Being able to give on a much larger scale is rewarding for the couple. “My practice is a very fulfilling part of my life,” said Jill, “But I can only help one person at a time. I really wanted to make a larger impact and that was my motivation for finding places that do the good work we like to support but who need the money.”

One of those is the Children’s Room in Arlington, a center for grieving children, teens and families where Jill volunteers as an adult bereavement group facilitator. “I can’t say enough about how much the children benefit from being in a place where they have lots of room to express the experience of their loss, and to be with other children who are going through a loss as well,” she said.

The Adlers have been long standing supporters of the Point Foundation, which provides college scholarships to promising LGBTQ students.  They also support Room to Grow, which enriches the lives of babies born into poverty throughout the first three years of life, and Second Step, which serves adults and children who have been victims of domestic violence. Their other funding interests include arts organizations and those that alleviate hunger and provide affordable housing. They have found that making small challenge grants dramatically helps the nonprofits they support raise additional money from other donors.  With challenge grants, donors disburse the funds to a charity after certain conditions have been met. For example, a donor may challenge a nonprofit to raise a matching amount in order to receive the grant. 

Tax-advantaged gifts 

Because they spend considerable time at a second home in Wellfleet, the Adlers give to local organizations on the Cape, including Community Development Partnership on Cape Cod. Their gifts to the partnership qualify for the Community Investment Tax Credit, which provides a 50 percent credit against Massachusetts tax liability for donors who invest at least $1,000 in a CDC community investment plan.
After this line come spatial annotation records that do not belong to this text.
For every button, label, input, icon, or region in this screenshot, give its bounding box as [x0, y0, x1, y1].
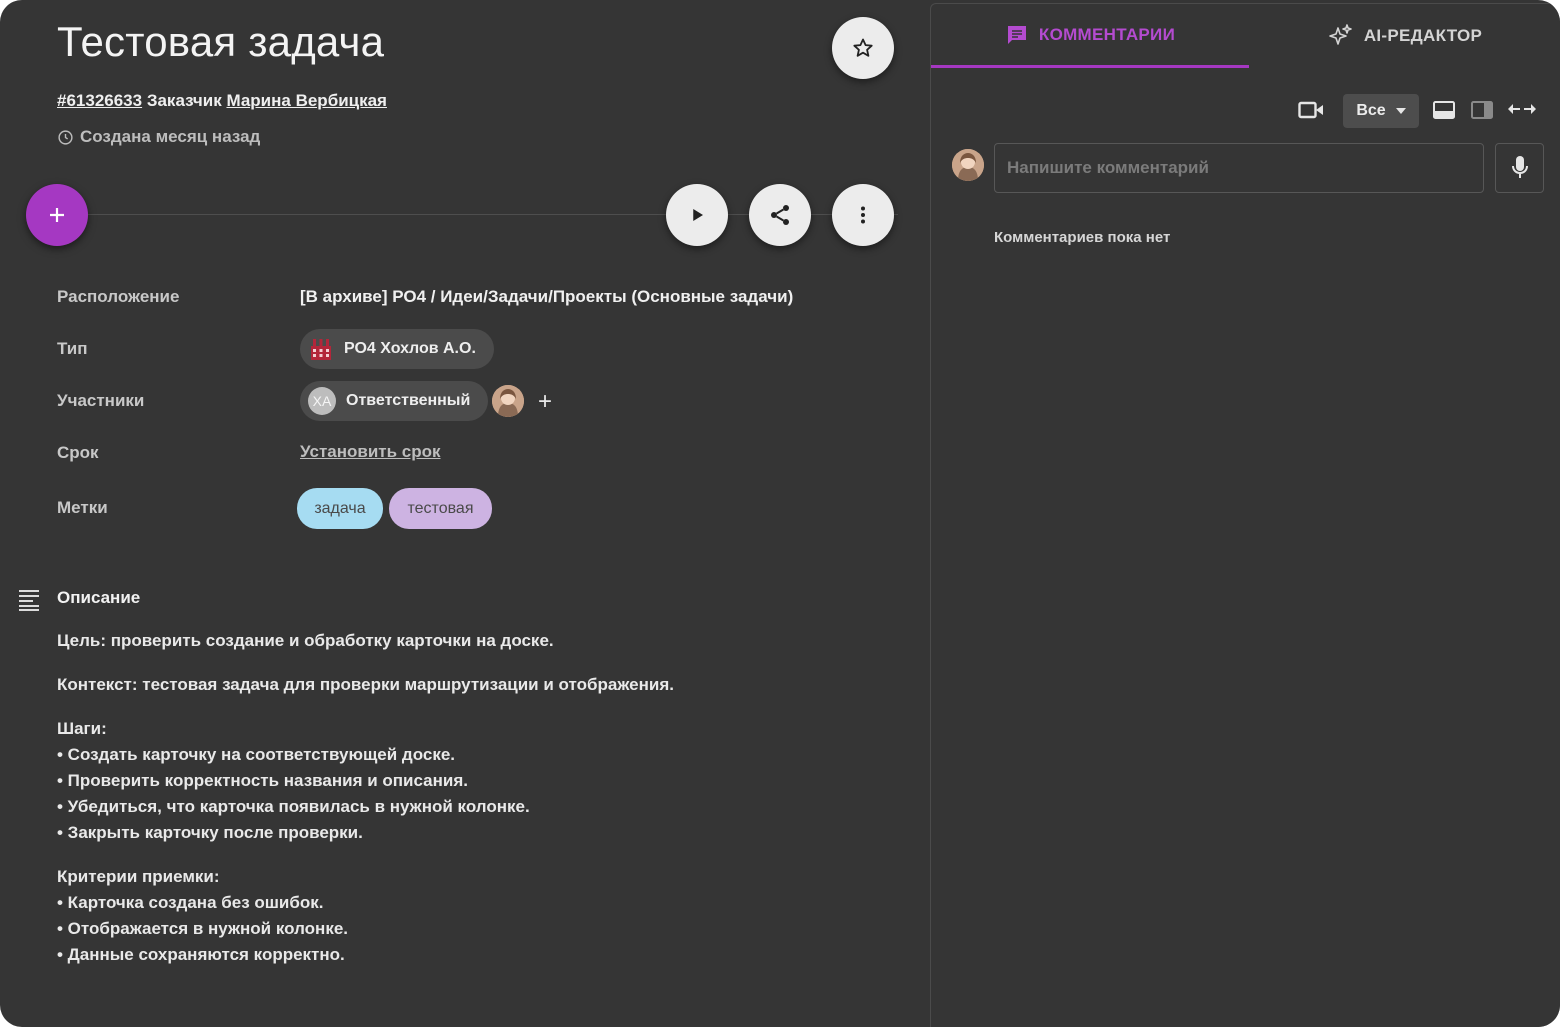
participants-label: Участники: [57, 391, 145, 410]
criteria-item: • Данные сохраняются корректно.: [57, 945, 345, 964]
tab-ai-label: AI-РЕДАКТОР: [1363, 26, 1483, 45]
description-title: Описание: [57, 588, 141, 607]
add-button[interactable]: [26, 184, 88, 246]
due-label: Срок: [57, 443, 99, 462]
expand-horizontal-icon[interactable]: [1507, 103, 1537, 115]
voice-input-button[interactable]: [1495, 143, 1544, 193]
participant-avatar[interactable]: [492, 385, 524, 417]
comment-icon: [1007, 25, 1026, 44]
step-item: • Убедиться, что карточка появилась в ну…: [57, 797, 530, 816]
layout-bottom-icon[interactable]: [1433, 101, 1455, 119]
location-value[interactable]: [В архиве] РО4 / Идеи/Задачи/Проекты (Ос…: [300, 287, 793, 307]
play-icon: [693, 209, 703, 221]
tags-label: Метки: [57, 498, 108, 517]
clock-icon: [58, 129, 73, 145]
plus-icon: [50, 208, 64, 222]
type-label: Тип: [57, 339, 88, 358]
empty-comments-text: Комментариев пока нет: [994, 229, 1171, 246]
criteria-title: Критерии приемки:: [57, 867, 220, 886]
caret-down-icon: [1395, 108, 1406, 114]
share-button[interactable]: [749, 184, 811, 246]
participant-role: Ответственный: [346, 392, 471, 409]
microphone-icon: [1511, 156, 1528, 178]
notes-icon: [19, 590, 39, 611]
step-item: • Проверить корректность названия и опис…: [57, 771, 468, 790]
share-icon: [771, 205, 789, 225]
comment-input[interactable]: [994, 143, 1484, 193]
more-vert-icon: [861, 206, 865, 224]
customer-name-link[interactable]: Марина Вербицкая: [226, 91, 387, 110]
description-goal: Цель: проверить создание и обработку кар…: [57, 631, 554, 650]
set-due-link[interactable]: Установить срок: [300, 442, 441, 462]
created-info: Создана месяц назад: [57, 127, 260, 147]
participant-initials-avatar: ХА: [308, 387, 336, 415]
task-details-panel: Тестовая задача #61326633 Заказчик Марин…: [0, 0, 930, 1027]
star-icon: [853, 38, 873, 57]
video-icon[interactable]: [1298, 101, 1324, 119]
current-user-avatar: [952, 149, 984, 181]
type-chip[interactable]: РО4 Хохлов А.О.: [300, 329, 494, 369]
step-item: • Создать карточку на соответствующей до…: [57, 745, 456, 764]
type-chip-label: РО4 Хохлов А.О.: [344, 340, 476, 357]
comment-filter-select[interactable]: Все: [1343, 94, 1419, 128]
user-photo-icon: [492, 385, 524, 417]
location-label: Расположение: [57, 287, 180, 306]
filter-value: Все: [1356, 102, 1386, 119]
start-button[interactable]: [666, 184, 728, 246]
comments-panel: КОММЕНТАРИИ AI-РЕДАКТОР Все Напишите ком…: [930, 3, 1560, 1027]
task-card-window: Тестовая задача #61326633 Заказчик Марин…: [0, 0, 1560, 1027]
user-photo-icon: [952, 149, 984, 181]
step-item: • Закрыть карточку после проверки.: [57, 823, 363, 842]
add-participant-button[interactable]: +: [538, 388, 552, 416]
customer-label: Заказчик: [146, 91, 222, 110]
tab-comments[interactable]: КОММЕНТАРИИ: [931, 4, 1249, 68]
more-button[interactable]: [832, 184, 894, 246]
task-title[interactable]: Тестовая задача: [57, 18, 384, 66]
layout-side-icon[interactable]: [1471, 101, 1493, 119]
favorite-button[interactable]: [832, 17, 894, 79]
tab-comments-label: КОММЕНТАРИИ: [1038, 24, 1176, 44]
created-text: Создана месяц назад: [80, 127, 261, 146]
tag-testovaya[interactable]: тестовая: [389, 488, 492, 529]
sparkle-icon: [1329, 24, 1352, 45]
steps-title: Шаги:: [57, 719, 107, 738]
criteria-item: • Отображается в нужной колонке.: [57, 919, 349, 938]
criteria-item: • Карточка создана без ошибок.: [57, 893, 324, 912]
tag-zadacha[interactable]: задача: [297, 488, 383, 529]
description-context: Контекст: тестовая задача для проверки м…: [57, 675, 674, 694]
factory-icon: [311, 339, 331, 360]
responsible-chip[interactable]: ХА Ответственный: [300, 381, 489, 421]
task-id-link[interactable]: #61326633: [57, 91, 142, 110]
tab-ai-editor[interactable]: AI-РЕДАКТОР: [1249, 4, 1560, 68]
task-meta: #61326633 Заказчик Марина Вербицкая: [57, 91, 387, 111]
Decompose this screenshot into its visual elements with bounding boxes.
Because the Adlers are giving out of their Donor Advised Fund, any tax rebates come back to the Boston Foundation and will be deposited in the couple’s DAF. 

“Our Donor Advised Fund has worked out well in that it has given us a place to ‘park’ our charitable funds and then pick and donate to our organizations in very personal and deliberate ways,” said Jill. David added: “One of our goals is that our two grown children will continue our tradition and participate in thinking about organizations we can support. It’s a way for the whole family to participate.”